There's nothing wrong with your mindset. Everyone's wired differently. Yours is better for you, and mine is better for me (at least I hope what I'm doing is best for me
).
I like hitting hard and being hit hard, within reason of course. How hard is too hard? If it hinders me or the person I hit the next day, it was too hard. Or if it has one of us doubled over in pain.
And I don't like the wild, uncontrolled hitting. From me nor my opponent.
Even though I hate the rule set of point fighting, what I enjoy is trying to hit someone that's trying to not let me hit them and hit me back.

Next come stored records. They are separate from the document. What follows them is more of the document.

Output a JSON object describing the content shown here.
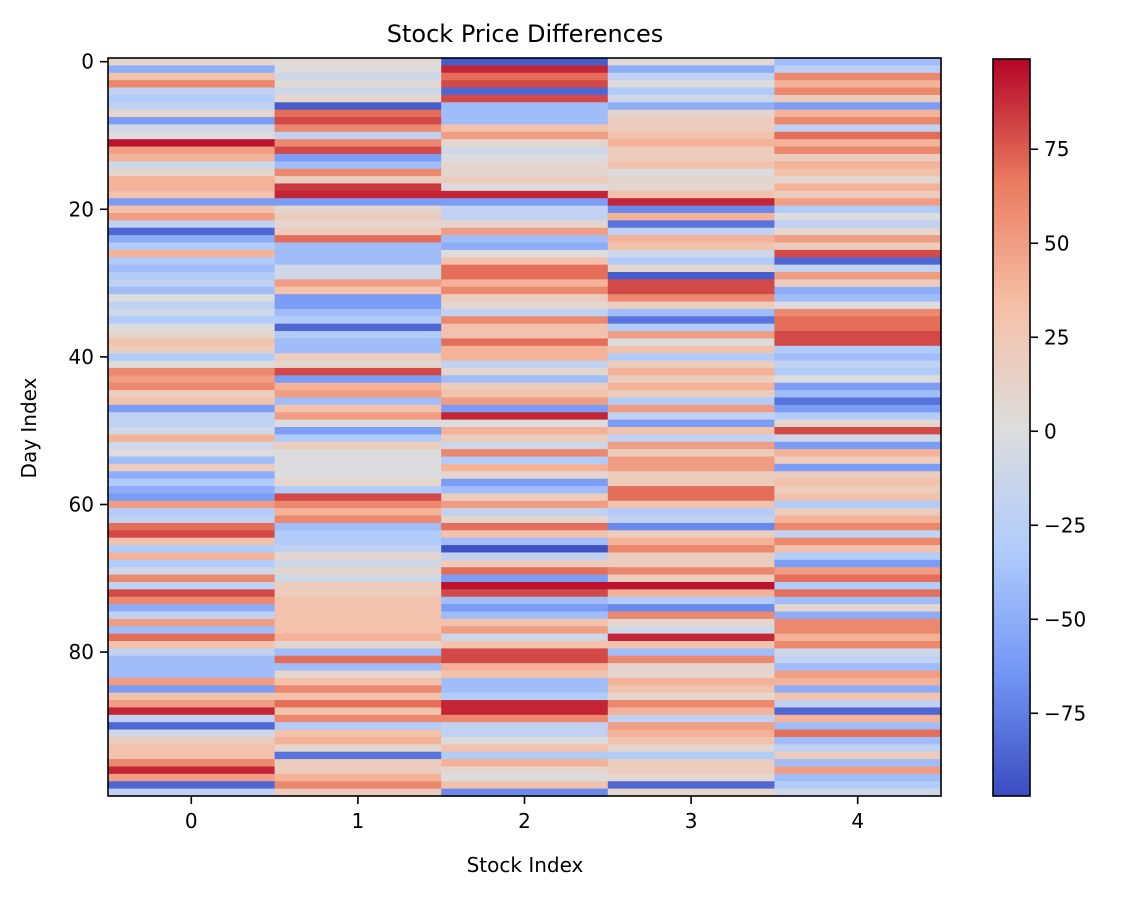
{
  "chart_data": {
    "type": "heatmap",
    "title": "Stock Price Differences",
    "xlabel": "Stock Index",
    "ylabel": "Day Index",
    "colormap": "coolwarm",
    "colormap_colors": [
      "#3b4cc0",
      "#7396f5",
      "#b0cbfc",
      "#dddddd",
      "#f6bfa6",
      "#ea7b60",
      "#b40426"
    ],
    "x_categories": [
      0,
      1,
      2,
      3,
      4
    ],
    "x_tick_labels": [
      "0",
      "1",
      "2",
      "3",
      "4"
    ],
    "y_ticks": [
      0,
      20,
      40,
      60,
      80
    ],
    "y_tick_labels": [
      "0",
      "20",
      "40",
      "60",
      "80"
    ],
    "y_range": [
      0,
      99
    ],
    "colorbar_range": [
      -97,
      99
    ],
    "colorbar_ticks": [
      -75,
      -50,
      -25,
      0,
      25,
      50,
      75
    ],
    "colorbar_tick_labels": [
      "−75",
      "−50",
      "−25",
      "0",
      "25",
      "50",
      "75"
    ],
    "grid": false,
    "values": [
      [
        10,
        5,
        -90,
        5,
        -40
      ],
      [
        -50,
        0,
        90,
        -50,
        -25
      ],
      [
        30,
        -10,
        70,
        -20,
        60
      ],
      [
        60,
        5,
        80,
        0,
        40
      ],
      [
        -20,
        -10,
        -85,
        -30,
        60
      ],
      [
        -30,
        10,
        80,
        -10,
        20
      ],
      [
        -20,
        -90,
        -40,
        -50,
        -60
      ],
      [
        10,
        70,
        -40,
        10,
        40
      ],
      [
        -60,
        80,
        -40,
        20,
        60
      ],
      [
        -10,
        60,
        30,
        20,
        -20
      ],
      [
        0,
        -20,
        50,
        30,
        70
      ],
      [
        95,
        60,
        10,
        40,
        40
      ],
      [
        50,
        80,
        -10,
        20,
        60
      ],
      [
        40,
        -60,
        0,
        20,
        20
      ],
      [
        -10,
        -40,
        10,
        30,
        40
      ],
      [
        10,
        60,
        10,
        0,
        30
      ],
      [
        40,
        20,
        20,
        10,
        10
      ],
      [
        40,
        85,
        0,
        10,
        40
      ],
      [
        30,
        90,
        90,
        30,
        20
      ],
      [
        -60,
        -60,
        -60,
        90,
        50
      ],
      [
        30,
        10,
        -20,
        -70,
        -30
      ],
      [
        50,
        20,
        -20,
        40,
        0
      ],
      [
        -20,
        10,
        10,
        -80,
        -20
      ],
      [
        -85,
        20,
        50,
        -20,
        10
      ],
      [
        -50,
        70,
        -40,
        40,
        50
      ],
      [
        -30,
        -40,
        -50,
        30,
        20
      ],
      [
        40,
        -40,
        0,
        -10,
        80
      ],
      [
        -30,
        -40,
        30,
        -30,
        -85
      ],
      [
        -40,
        -10,
        70,
        10,
        -20
      ],
      [
        -30,
        -10,
        70,
        -90,
        50
      ],
      [
        -20,
        50,
        40,
        80,
        20
      ],
      [
        -40,
        30,
        60,
        80,
        -50
      ],
      [
        0,
        -60,
        20,
        60,
        -40
      ],
      [
        -20,
        -60,
        10,
        20,
        0
      ],
      [
        -10,
        -40,
        -20,
        -40,
        60
      ],
      [
        -30,
        -30,
        60,
        -80,
        70
      ],
      [
        0,
        -85,
        30,
        -30,
        70
      ],
      [
        10,
        -30,
        30,
        50,
        80
      ],
      [
        30,
        -40,
        70,
        0,
        80
      ],
      [
        20,
        -40,
        40,
        30,
        -30
      ],
      [
        -30,
        20,
        40,
        -30,
        -40
      ],
      [
        0,
        10,
        -20,
        20,
        -20
      ],
      [
        60,
        80,
        10,
        40,
        -30
      ],
      [
        50,
        -60,
        -40,
        20,
        0
      ],
      [
        60,
        40,
        20,
        40,
        -60
      ],
      [
        20,
        50,
        30,
        20,
        -40
      ],
      [
        30,
        -40,
        50,
        -30,
        -80
      ],
      [
        -60,
        30,
        -60,
        50,
        -60
      ],
      [
        -20,
        50,
        90,
        -20,
        -30
      ],
      [
        -20,
        0,
        0,
        -60,
        10
      ],
      [
        -10,
        -60,
        40,
        30,
        80
      ],
      [
        40,
        -30,
        20,
        -20,
        -10
      ],
      [
        -10,
        20,
        -10,
        50,
        -60
      ],
      [
        0,
        0,
        60,
        20,
        40
      ],
      [
        -40,
        0,
        -30,
        50,
        20
      ],
      [
        20,
        0,
        40,
        50,
        -60
      ],
      [
        -50,
        0,
        10,
        20,
        20
      ],
      [
        -30,
        10,
        -60,
        20,
        30
      ],
      [
        -50,
        -30,
        -40,
        70,
        20
      ],
      [
        -60,
        80,
        20,
        70,
        30
      ],
      [
        50,
        60,
        50,
        30,
        -30
      ],
      [
        -30,
        40,
        -20,
        -30,
        20
      ],
      [
        -20,
        60,
        10,
        -20,
        40
      ],
      [
        70,
        -40,
        70,
        -70,
        60
      ],
      [
        80,
        -30,
        30,
        20,
        -20
      ],
      [
        30,
        -30,
        -40,
        40,
        60
      ],
      [
        -30,
        -20,
        -95,
        60,
        30
      ],
      [
        40,
        10,
        -20,
        20,
        -30
      ],
      [
        -30,
        -10,
        20,
        20,
        -60
      ],
      [
        -10,
        10,
        70,
        60,
        50
      ],
      [
        60,
        -10,
        -60,
        20,
        70
      ],
      [
        -20,
        20,
        95,
        95,
        -30
      ],
      [
        80,
        20,
        80,
        40,
        70
      ],
      [
        60,
        30,
        -40,
        -30,
        -40
      ],
      [
        -50,
        30,
        -60,
        -70,
        10
      ],
      [
        -20,
        30,
        -40,
        60,
        -50
      ],
      [
        50,
        30,
        30,
        10,
        60
      ],
      [
        -40,
        30,
        50,
        -10,
        60
      ],
      [
        70,
        40,
        -10,
        90,
        40
      ],
      [
        30,
        10,
        30,
        30,
        60
      ],
      [
        -20,
        -40,
        80,
        -40,
        -10
      ],
      [
        -40,
        70,
        80,
        60,
        -20
      ],
      [
        -40,
        -40,
        40,
        10,
        -40
      ],
      [
        -40,
        10,
        30,
        10,
        50
      ],
      [
        50,
        30,
        -40,
        40,
        40
      ],
      [
        -60,
        60,
        -40,
        30,
        -50
      ],
      [
        30,
        30,
        -30,
        10,
        30
      ],
      [
        50,
        70,
        90,
        60,
        -20
      ],
      [
        90,
        30,
        90,
        40,
        -85
      ],
      [
        -20,
        60,
        60,
        -20,
        40
      ],
      [
        -85,
        -30,
        -20,
        50,
        -40
      ],
      [
        -10,
        30,
        -20,
        40,
        70
      ],
      [
        20,
        40,
        0,
        30,
        -40
      ],
      [
        30,
        10,
        30,
        10,
        -20
      ],
      [
        30,
        -80,
        -30,
        -30,
        20
      ],
      [
        60,
        20,
        40,
        20,
        -40
      ],
      [
        90,
        20,
        10,
        20,
        50
      ],
      [
        50,
        40,
        0,
        10,
        -40
      ],
      [
        -85,
        60,
        30,
        -85,
        -30
      ],
      [
        -20,
        20,
        -70,
        10,
        -10
      ]
    ]
  }
}
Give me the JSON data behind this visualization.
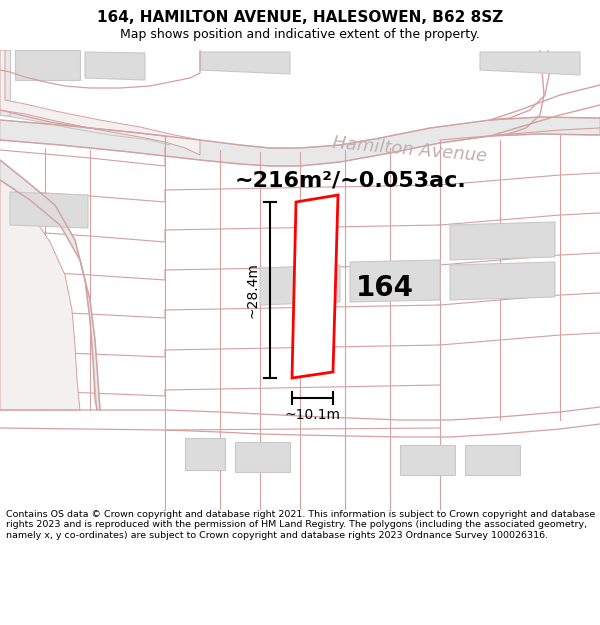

Last year's tournament was the best one I've been to. And it was the only one I've been to since my last go-round with karate about 15 years ago. It was my organization's 40th Anniversary week-long gathering, which ended with a tournament. It was only open to Seido Juku karateka. We're not a point fighting, sport based organization at heart. There were only a very few guys who were fighting towards the point fighting rules. By that I mean people weren't doing the stupid quick backfist-reverse punch combo and putting their arm up with an obnoxious kiai to get the ref's attention. Actually, being an idiot like that would've gotten warnings and loss of points/DQ. We all cheered each other on when we saw something good, picked each other up when someone got down, and talked about what worked and didn't. And talked about training and life in general. And it was a huge event - over 1,000 people from all over the world. My division had about 30 people from about 8 different countries.
The one in October will be far smaller, as it's not a week long event. Most people will be from the northeast, but there's usually a few Seido people from different places. Hopefully the atmosphere will be the same. If it is, I'll do it every year. If not, I'll retire from competition
I'll still train with the people who are competing and will train like I'm competing though.